A Sandbox game deserves a Sandbox soundtrack
Daniel, who took the lead for sound effects and game music had taken things into his own two-hands, during which, being a freelancer, he did not have the access nor the privilege to full-fledged studio equipment – so he had to get creative.
The outcome bore fruit to the Minecraft Soundtrack, a seamless, almost time-halting set piece that did not just compliment the then indie-game, but successfully pulls the players into a melancholic world. This album would come to be known as Volume Alpha.

(Volume Alpha, Image: Ghostly International)
Poking a dressed elephant that’s in the room, Volume Alpha is an ambient soundtrack, a notion popularised genre from mid-1960’s United Kingdom. Ambient music worked its way up as a Kafkaesque soundscape, which often invokes atmospheric, dream-like qualities to listeners. (Check out the YouTube video below!)
Volume Alpha is Daniel’s brainchild, utilising a variety of synth-knobs that filter layers unto the electrical keyboards at his disposal.

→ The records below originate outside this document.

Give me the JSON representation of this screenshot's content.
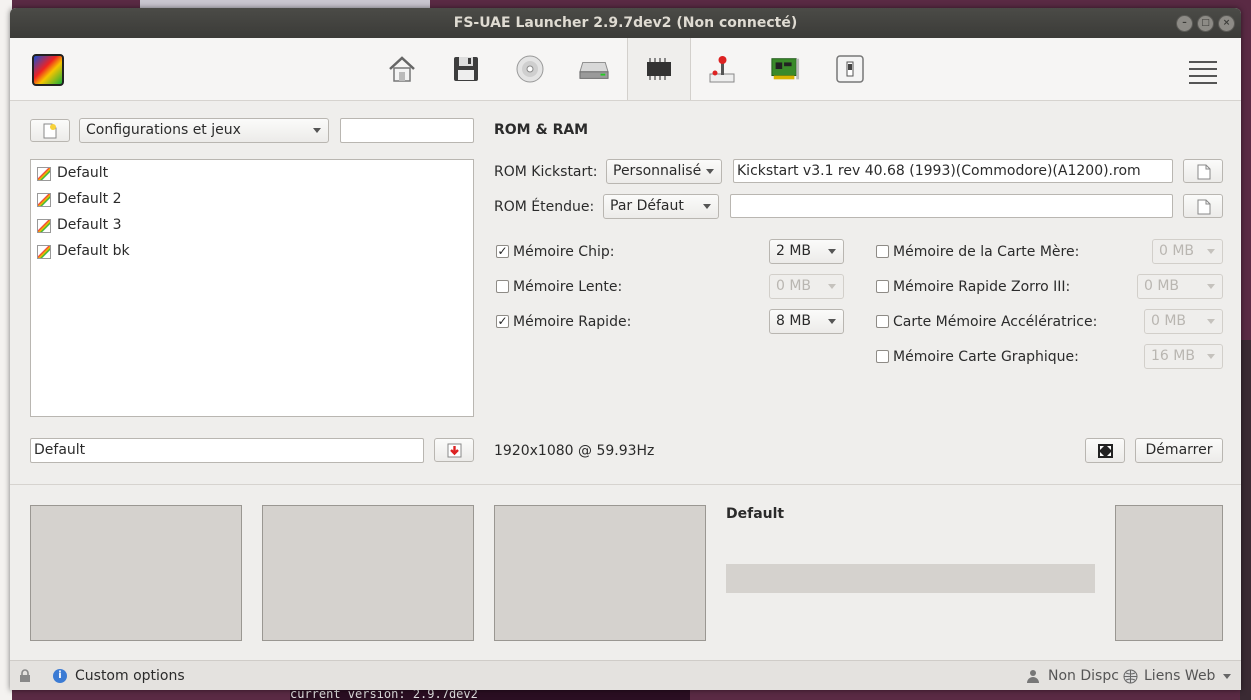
{
  "window": {
    "title": "FS-UAE Launcher 2.9.7dev2 (Non connecté)"
  },
  "toolbar": {
    "icons": [
      "home-icon",
      "floppy-icon",
      "cdrom-icon",
      "harddrive-icon",
      "chip-icon",
      "joystick-icon",
      "expansion-card-icon",
      "switch-icon"
    ],
    "active_index": 4
  },
  "left": {
    "config_filter": "Configurations et jeux",
    "search_value": "",
    "items": [
      "Default",
      "Default 2",
      "Default 3",
      "Default bk"
    ],
    "config_name": "Default"
  },
  "rom_ram": {
    "title": "ROM & RAM",
    "kickstart_label": "ROM Kickstart:",
    "kickstart_mode": "Personnalisé",
    "kickstart_file": "Kickstart v3.1 rev 40.68 (1993)(Commodore)(A1200).rom",
    "extended_label": "ROM Étendue:",
    "extended_mode": "Par Défaut",
    "extended_file": "",
    "memory_left": [
      {
        "label": "Mémoire Chip:",
        "checked": true,
        "value": "2 MB",
        "enabled": true
      },
      {
        "label": "Mémoire Lente:",
        "checked": false,
        "value": "0 MB",
        "enabled": false
      },
      {
        "label": "Mémoire Rapide:",
        "checked": true,
        "value": "8 MB",
        "enabled": true
      }
    ],
    "memory_right": [
      {
        "label": "Mémoire de la Carte Mère:",
        "checked": false,
        "value": "0 MB",
        "enabled": false
      },
      {
        "label": "Mémoire Rapide Zorro III:",
        "checked": false,
        "value": "0 MB",
        "enabled": false
      },
      {
        "label": "Carte Mémoire Accélératrice:",
        "checked": false,
        "value": "0 MB",
        "enabled": false
      },
      {
        "label": "Mémoire Carte Graphique:",
        "checked": false,
        "value": "16 MB",
        "enabled": false
      }
    ]
  },
  "resolution": "1920x1080 @ 59.93Hz",
  "start_label": "Démarrer",
  "preview": {
    "title": "Default"
  },
  "status": {
    "custom_options": "Custom options",
    "netplay": "Non Dispc",
    "links": "Liens Web"
  },
  "desktop": {
    "terminal_text": "current version:  2.9.7dev2"
  }
}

This all blends in harmony with a systematic loop which ferries each track from wake-ups to sleep. Most notably in the track “Subwoofer Lullaby”, a ghastly kaleidoscope of dance-hall jams and the concurrent loopings, which very much like a wave, dissipating into back into the sea, only for it to come back muffled behind your ears.
Easily Daniel’s Magnum Opus, Volume Alpha is a must-have, both digital and physical copies, because there is nothing as rapturously blissful as commuting away from the struggles of a monotonous routine, by retreating to the comforts of your sofa, with Volume Alpha played on half-volume and the nights’ breeze sneaking in through your window.